Come Away to a Deserted Place

From the Desk of the Associate Pastor

“Woe to the shepherds who destroy and scatter the flock of my pasture.”

The Lord is Our Shepherd

These are very strong words coming from the Prophet Jeremiah in our first reading this Sunday. He directed this message mainly to Zedekiah, the King of Judah. Against Jeremiah’s warning, Zedekiah allied himself with the Egyptians and attacked the Babylonians. The result was the siege and capture of Jerusalem, the destruction of the Temple, and the exile of Judah citizens. The flock of Israel was truly scattered as Jeremiah had prophesied.

In our time, there is no shortage of “shepherds” who are causing destruction and scattering of the faithful. Recently there are Catholic religious figures who spread disinformation about the coronavirus and the vaccines. There are those who promote mistrust against Pope Francis, ironically claiming that he himself is the bad shepherd. Unfortunately, with social media and the internet, these false shepherds are able to rapidly spread their claims. All it takes is someone who believes in the claim without checking the facts and forwards it to their family and friends on WhatsApp, Facebook, and other channels.

In the midst of this (dis)information overload, it’s good for us to heed the call of Jesus in today’s Gospel: “Come away by yourselves to a deserted place and rest awhile.” Get away from all the deafening noises in our world. Spend some time at a retreat center or go camping while enjoying the beauty of God’s creation.

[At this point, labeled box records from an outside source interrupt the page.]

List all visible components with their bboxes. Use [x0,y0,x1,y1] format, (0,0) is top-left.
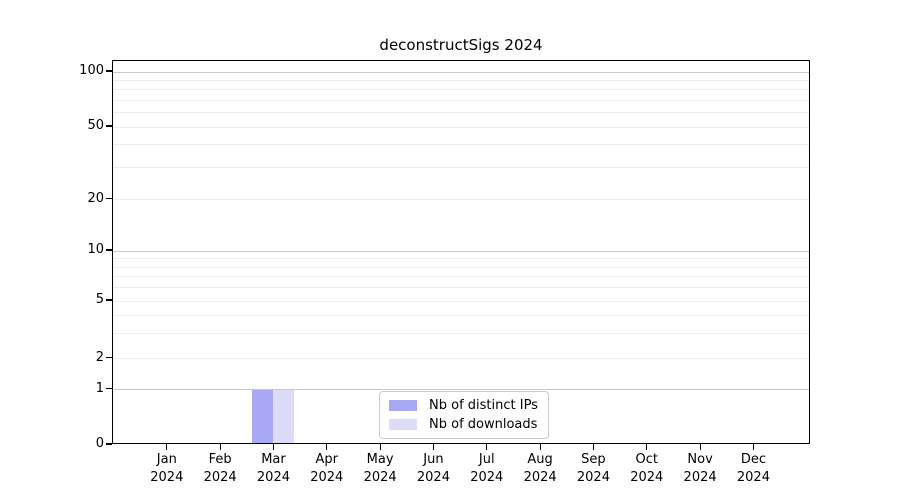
x-tick-mark [592,444,595,450]
x-tick-mark [432,444,435,450]
bar-distinct-ips [251,389,273,444]
legend-label-distinct-ips: Nb of distinct IPs [429,398,538,413]
x-tick-label: Jul 2024 [470,452,504,485]
y-tick-label: 2 [95,349,104,365]
y-tick-mark [106,197,112,200]
y-tick-mark [106,70,112,72]
y-tick-mark [106,356,112,359]
x-tick-label: Jun 2024 [416,452,450,485]
x-tick-label: Aug 2024 [523,452,557,485]
x-tick-label: May 2024 [363,452,397,485]
y-tick-label: 0 [95,436,104,451]
gridline-minor [113,99,809,101]
x-tick-mark [166,444,168,450]
gridline-minor [113,79,809,81]
gridline-minor [113,332,809,334]
x-tick-mark [219,444,221,450]
x-tick-label: Jan 2024 [150,452,184,485]
x-tick-mark [326,444,328,450]
x-tick-label: Apr 2024 [310,452,344,485]
y-tick-mark [106,125,112,127]
gridline [113,358,809,359]
x-tick-mark [752,444,755,450]
gridline [113,126,809,128]
y-tick-label: 20 [87,190,104,206]
legend-item-downloads: Nb of downloads [389,417,538,432]
y-tick-mark [106,249,112,251]
legend-swatch-distinct-ips [389,400,417,411]
gridline-minor [113,287,809,289]
y-tick-mark [106,443,112,445]
x-tick-mark [646,444,648,450]
gridline-minor [113,276,809,278]
y-tick-label: 5 [95,292,104,307]
y-tick-label: 50 [87,118,104,133]
gridline [113,389,809,390]
y-tick-mark [106,299,112,301]
legend-label-downloads: Nb of downloads [429,417,538,432]
legend-swatch-downloads [389,419,417,430]
y-tick-label: 10 [87,242,104,257]
chart-title: deconstructSigs 2024 [379,36,543,54]
legend-item-distinct-ips: Nb of distinct IPs [389,398,538,413]
x-tick-label: Feb 2024 [203,452,237,485]
gridline-minor [113,314,809,316]
x-tick-label: Oct 2024 [630,452,664,485]
x-tick-mark [379,444,381,450]
x-tick-mark [699,444,701,450]
legend: Nb of distinct IPs Nb of downloads [379,391,549,439]
y-tick-mark [106,387,112,390]
gridline [113,300,809,302]
y-tick-label: 100 [79,63,104,78]
gridline-minor [113,144,809,146]
gridline-minor [113,258,809,260]
gridline-minor [113,266,809,268]
gridline-minor [113,112,809,114]
y-tick-label: 1 [95,380,104,396]
x-tick-label: Sep 2024 [576,452,610,485]
x-tick-mark [272,444,275,450]
x-tick-mark [539,444,541,450]
bar-downloads [272,389,294,444]
gridline [113,71,809,73]
gridline [113,199,809,200]
x-tick-label: Dec 2024 [736,452,770,485]
gridline-minor [113,89,809,91]
gridline [113,250,809,252]
x-tick-label: Nov 2024 [683,452,717,485]
x-tick-mark [486,444,488,450]
plot-area: Nb of distinct IPs Nb of downloads [112,60,810,444]
gridline-minor [113,166,809,168]
x-tick-label: Mar 2024 [256,452,290,485]
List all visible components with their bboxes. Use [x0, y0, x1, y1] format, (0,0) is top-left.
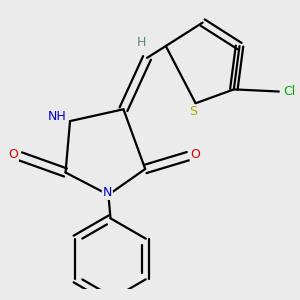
Text: H: H — [137, 36, 146, 50]
Text: O: O — [8, 148, 18, 161]
Text: Cl: Cl — [284, 85, 296, 98]
Text: O: O — [190, 148, 200, 160]
Text: S: S — [190, 105, 197, 118]
Text: N: N — [103, 186, 112, 199]
Text: NH: NH — [48, 110, 67, 123]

The original Greek word for “deserted place” in the Gospel is érēmos, from which we get the word “hermits” for those who seek to live a solitary life. However, the root of the word does not suggest absolute bareness but “unappropriated territory affording free range for the shepherd and their flocks” (HELPS Word‐Studies).

Perhaps in such a place can we hear more clearly the voice of the True Shepherd, so that we will no longer be easily misled by false shepherds. Then we can go back to our daily life no longer with fear and trembling because we know Christ, the Good Shepherd, is at our side.